Should the standards of what constitutes an actionable threat of physical violence be changed in the era of the internet and social media?  Next week the Supreme Court will consider that question, which probes the tender intersection of the First Amendment, criminal law, and society’s interest in protecting people from impending harm.

For years the prevailing standard has been that “true threats” to harm another person are not protected free speech and can be punished under the criminal law.  The issue raised by the Supreme Court case is whether prosecutors should be required to prove that the speaker had a “subjective intent” to threaten, as opposed to showing that an objective person would consider the statements to be threatening.  A requirement of subjective intent obviously would be harder to prove.

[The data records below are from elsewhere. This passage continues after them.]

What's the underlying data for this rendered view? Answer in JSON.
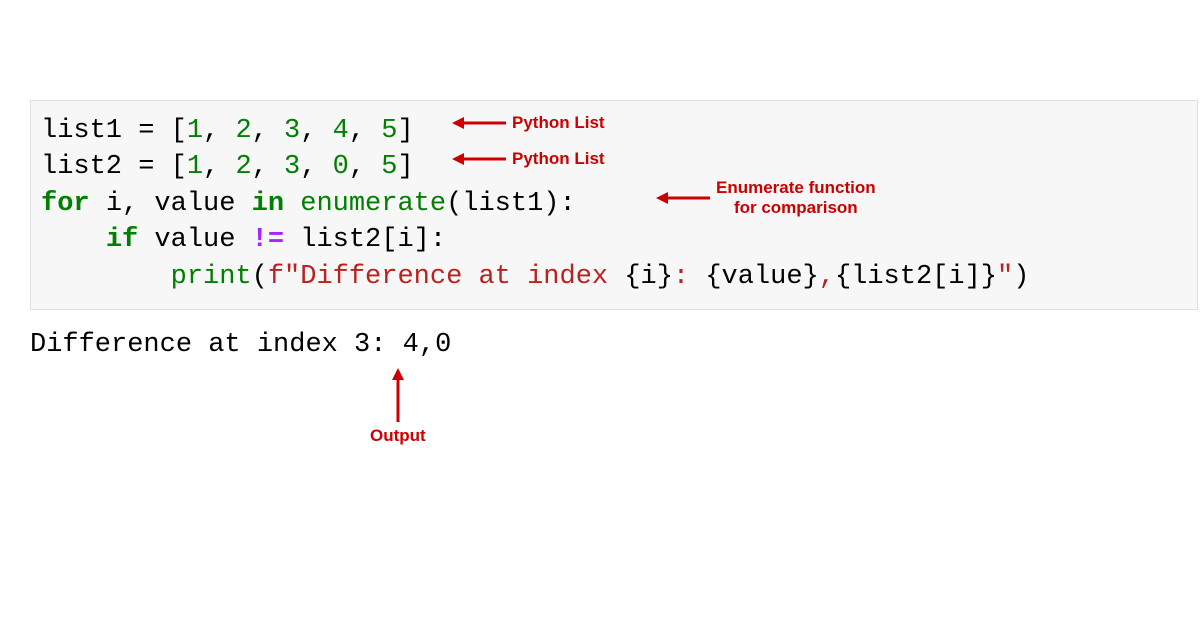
{
  "code": {
    "line1": {
      "var": "list1",
      "eq": " = ",
      "open": "[",
      "n1": "1",
      "c1": ", ",
      "n2": "2",
      "c2": ", ",
      "n3": "3",
      "c3": ", ",
      "n4": "4",
      "c4": ", ",
      "n5": "5",
      "close": "]"
    },
    "line2": {
      "var": "list2",
      "eq": " = ",
      "open": "[",
      "n1": "1",
      "c1": ", ",
      "n2": "2",
      "c2": ", ",
      "n3": "3",
      "c3": ", ",
      "n4": "0",
      "c4": ", ",
      "n5": "5",
      "close": "]"
    },
    "line3": {
      "kw_for": "for",
      "sp1": " ",
      "var_i": "i, value",
      "sp2": " ",
      "kw_in": "in",
      "sp3": " ",
      "builtin": "enumerate",
      "open": "(",
      "arg": "list1",
      "close": "):"
    },
    "line4": {
      "indent": "    ",
      "kw_if": "if",
      "sp1": " ",
      "var": "value ",
      "neq": "!=",
      "rest": " list2[i]:"
    },
    "line5": {
      "indent": "        ",
      "print": "print",
      "open": "(",
      "fprefix": "f\"",
      "text1": "Difference at index ",
      "brace1": "{i}",
      "text2": ": ",
      "brace2": "{value}",
      "text3": ",",
      "brace3": "{list2[i]}",
      "strclose": "\"",
      "close": ")"
    }
  },
  "output": {
    "text": "Difference at index 3: 4,0"
  },
  "annotations": {
    "list1_label": "Python List",
    "list2_label": "Python List",
    "enumerate_label_l1": "Enumerate function",
    "enumerate_label_l2": "for comparison",
    "output_label": "Output"
  }
}
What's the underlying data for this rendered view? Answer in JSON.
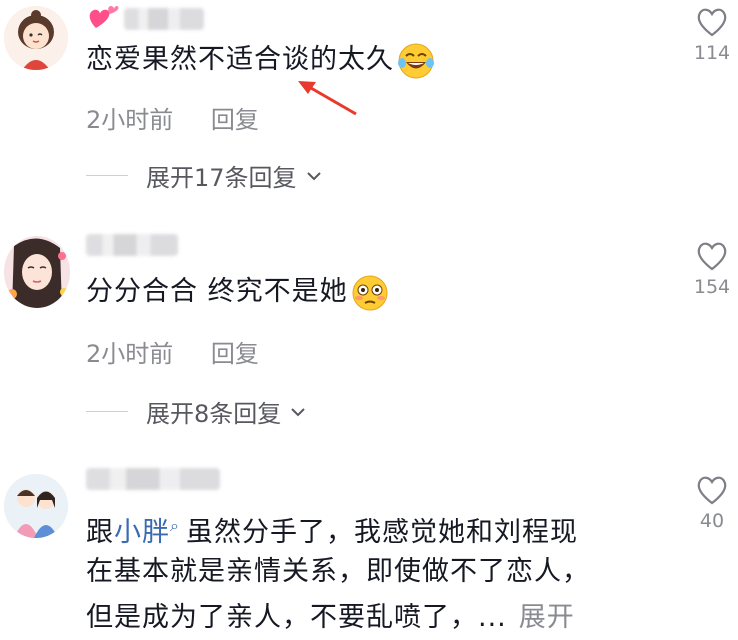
{
  "comments": [
    {
      "text": "恋爱果然不适合谈的太久",
      "time": "2小时前",
      "reply": "回复",
      "expand": "展开17条回复",
      "likes": "114"
    },
    {
      "text": "分分合合 终究不是她",
      "time": "2小时前",
      "reply": "回复",
      "expand": "展开8条回复",
      "likes": "154"
    },
    {
      "line1_prefix": "跟",
      "mention": "小胖",
      "line1_suffix": "虽然分手了，我感觉她和刘程现",
      "line2": "在基本就是亲情关系，即使做不了恋人，",
      "line3": "但是成为了亲人，不要乱喷了，...",
      "more": "展开",
      "likes": "40"
    }
  ],
  "icons": {
    "heart": "heart-outline-icon",
    "chevron": "chevron-down-icon"
  },
  "colors": {
    "text": "#161823",
    "meta": "#8a8b91",
    "mention": "#3a6bb0",
    "arrow": "#e8392c"
  }
}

In the Supreme Court case, the defendant created Facebook posts about his estranged wife, writing about “a thousand ways to kill you” and asking whether the protection from abuse order she received was “thick enough to stop a bullet.”  His lawyers contend that the statements are simply “therapeutic efforts to address traumatic events” and references to the violent, misogynistic imagery of the defendant’s favorite rappers.  The defendant also argues that other actions like the placement of an emoticon — a face with its tongue sticking out, purportedly to indicate “jest” — must be considered in assessing whether the speaker truly intends menacing behavior or is just blowing off steam.

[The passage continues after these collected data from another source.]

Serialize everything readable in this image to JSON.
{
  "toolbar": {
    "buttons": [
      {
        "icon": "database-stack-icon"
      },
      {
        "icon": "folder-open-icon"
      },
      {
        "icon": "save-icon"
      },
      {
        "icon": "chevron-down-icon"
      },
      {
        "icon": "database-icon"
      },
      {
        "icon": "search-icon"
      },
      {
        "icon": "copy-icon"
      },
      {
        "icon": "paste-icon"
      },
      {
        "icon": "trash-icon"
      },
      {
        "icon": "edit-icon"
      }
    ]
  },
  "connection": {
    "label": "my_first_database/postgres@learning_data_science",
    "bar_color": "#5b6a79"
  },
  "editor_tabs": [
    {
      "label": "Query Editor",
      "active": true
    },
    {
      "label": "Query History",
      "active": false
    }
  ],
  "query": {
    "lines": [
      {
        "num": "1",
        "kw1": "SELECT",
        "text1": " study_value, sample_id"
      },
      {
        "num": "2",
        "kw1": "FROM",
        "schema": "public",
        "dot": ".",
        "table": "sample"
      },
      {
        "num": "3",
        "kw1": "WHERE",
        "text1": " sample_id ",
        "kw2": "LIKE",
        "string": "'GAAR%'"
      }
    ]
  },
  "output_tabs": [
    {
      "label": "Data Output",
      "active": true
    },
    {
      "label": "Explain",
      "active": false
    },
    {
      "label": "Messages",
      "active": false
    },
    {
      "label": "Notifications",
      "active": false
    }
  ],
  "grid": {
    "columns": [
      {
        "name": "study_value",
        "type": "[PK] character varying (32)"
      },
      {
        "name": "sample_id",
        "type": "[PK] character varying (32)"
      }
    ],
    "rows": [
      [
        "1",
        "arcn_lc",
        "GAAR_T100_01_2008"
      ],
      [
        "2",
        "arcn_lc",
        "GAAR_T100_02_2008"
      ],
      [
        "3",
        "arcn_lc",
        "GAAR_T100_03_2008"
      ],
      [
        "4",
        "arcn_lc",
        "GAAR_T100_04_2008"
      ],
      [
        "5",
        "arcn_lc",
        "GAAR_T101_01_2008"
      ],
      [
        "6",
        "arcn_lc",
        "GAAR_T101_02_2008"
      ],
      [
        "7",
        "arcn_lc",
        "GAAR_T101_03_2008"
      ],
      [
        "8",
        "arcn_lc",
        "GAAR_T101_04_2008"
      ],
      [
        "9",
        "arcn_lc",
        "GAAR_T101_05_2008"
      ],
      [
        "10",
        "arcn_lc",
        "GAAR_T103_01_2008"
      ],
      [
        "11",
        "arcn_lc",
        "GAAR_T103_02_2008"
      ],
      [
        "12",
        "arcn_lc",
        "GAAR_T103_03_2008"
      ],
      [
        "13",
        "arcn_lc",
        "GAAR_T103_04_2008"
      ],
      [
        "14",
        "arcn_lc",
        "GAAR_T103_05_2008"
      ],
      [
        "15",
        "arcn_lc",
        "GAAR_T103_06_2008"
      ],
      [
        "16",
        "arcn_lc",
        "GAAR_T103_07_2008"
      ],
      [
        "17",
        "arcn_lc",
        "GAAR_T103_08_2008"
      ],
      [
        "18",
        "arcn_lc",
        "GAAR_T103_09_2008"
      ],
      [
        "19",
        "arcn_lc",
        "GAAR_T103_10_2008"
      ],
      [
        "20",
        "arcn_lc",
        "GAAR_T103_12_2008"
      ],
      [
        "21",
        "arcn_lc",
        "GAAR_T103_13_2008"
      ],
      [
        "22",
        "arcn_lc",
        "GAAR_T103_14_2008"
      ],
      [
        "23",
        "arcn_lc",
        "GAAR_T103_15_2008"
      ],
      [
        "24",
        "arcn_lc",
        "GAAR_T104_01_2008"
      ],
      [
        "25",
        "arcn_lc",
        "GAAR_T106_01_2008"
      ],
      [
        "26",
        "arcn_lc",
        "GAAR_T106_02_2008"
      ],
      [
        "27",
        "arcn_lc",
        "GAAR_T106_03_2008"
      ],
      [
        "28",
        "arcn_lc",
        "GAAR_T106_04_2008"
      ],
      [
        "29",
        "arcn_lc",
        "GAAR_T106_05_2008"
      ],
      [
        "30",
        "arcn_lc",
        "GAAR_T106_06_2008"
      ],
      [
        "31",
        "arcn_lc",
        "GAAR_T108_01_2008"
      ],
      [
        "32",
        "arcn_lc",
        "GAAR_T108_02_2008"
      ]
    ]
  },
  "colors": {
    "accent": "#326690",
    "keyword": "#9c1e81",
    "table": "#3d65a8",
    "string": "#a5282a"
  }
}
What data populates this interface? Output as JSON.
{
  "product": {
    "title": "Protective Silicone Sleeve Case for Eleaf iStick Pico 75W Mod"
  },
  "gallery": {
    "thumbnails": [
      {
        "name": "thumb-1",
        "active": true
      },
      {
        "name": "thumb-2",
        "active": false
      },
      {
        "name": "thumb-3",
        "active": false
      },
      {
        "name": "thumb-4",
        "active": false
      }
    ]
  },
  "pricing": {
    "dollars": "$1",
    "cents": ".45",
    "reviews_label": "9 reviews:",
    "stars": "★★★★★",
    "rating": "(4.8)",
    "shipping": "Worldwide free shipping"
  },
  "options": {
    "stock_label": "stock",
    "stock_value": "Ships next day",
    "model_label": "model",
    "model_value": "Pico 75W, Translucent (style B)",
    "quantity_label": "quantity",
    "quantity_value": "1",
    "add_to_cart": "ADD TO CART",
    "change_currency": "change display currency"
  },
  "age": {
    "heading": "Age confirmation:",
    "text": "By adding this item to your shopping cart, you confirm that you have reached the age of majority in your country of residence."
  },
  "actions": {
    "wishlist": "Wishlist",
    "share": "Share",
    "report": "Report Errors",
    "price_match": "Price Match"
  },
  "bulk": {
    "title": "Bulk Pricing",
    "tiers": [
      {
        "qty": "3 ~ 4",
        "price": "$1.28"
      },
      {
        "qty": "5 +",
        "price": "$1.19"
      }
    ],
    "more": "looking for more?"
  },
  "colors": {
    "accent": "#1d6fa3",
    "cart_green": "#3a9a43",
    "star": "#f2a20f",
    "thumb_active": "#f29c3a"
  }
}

I’m a big supporter of free speech, and exercises in line-drawing are always difficult, but I don’t see any need to revisit long-time legal standards just because the internet has been developed.  Domestic abuse is a huge problem, and we need to protect the abused.  If prosecutors are required to prove “subjective intent,” and the placement of emoticons or the couching of unambiguous threats of violence in the context of rap lyrics become viable defenses, the ability to protect the abused will be diminished.  I don’t know of any real “therapy” that encourages disturbed people to make specific threats of violence, and I don’t buy the argument that standards of lawful behavior should be reduced simply because some anonymous people treat the internet as a kind of free-for-all zone.

Standards exist for a reason, and we shouldn’t be in a hurry to lower them.  It’s not unfair to hold people whose behavior already has given rise to legitimate concern — like the defendant in the Supreme Court case who was the subject of a protection from abuse order — accountable for specific violent statements, on social media or otherwise.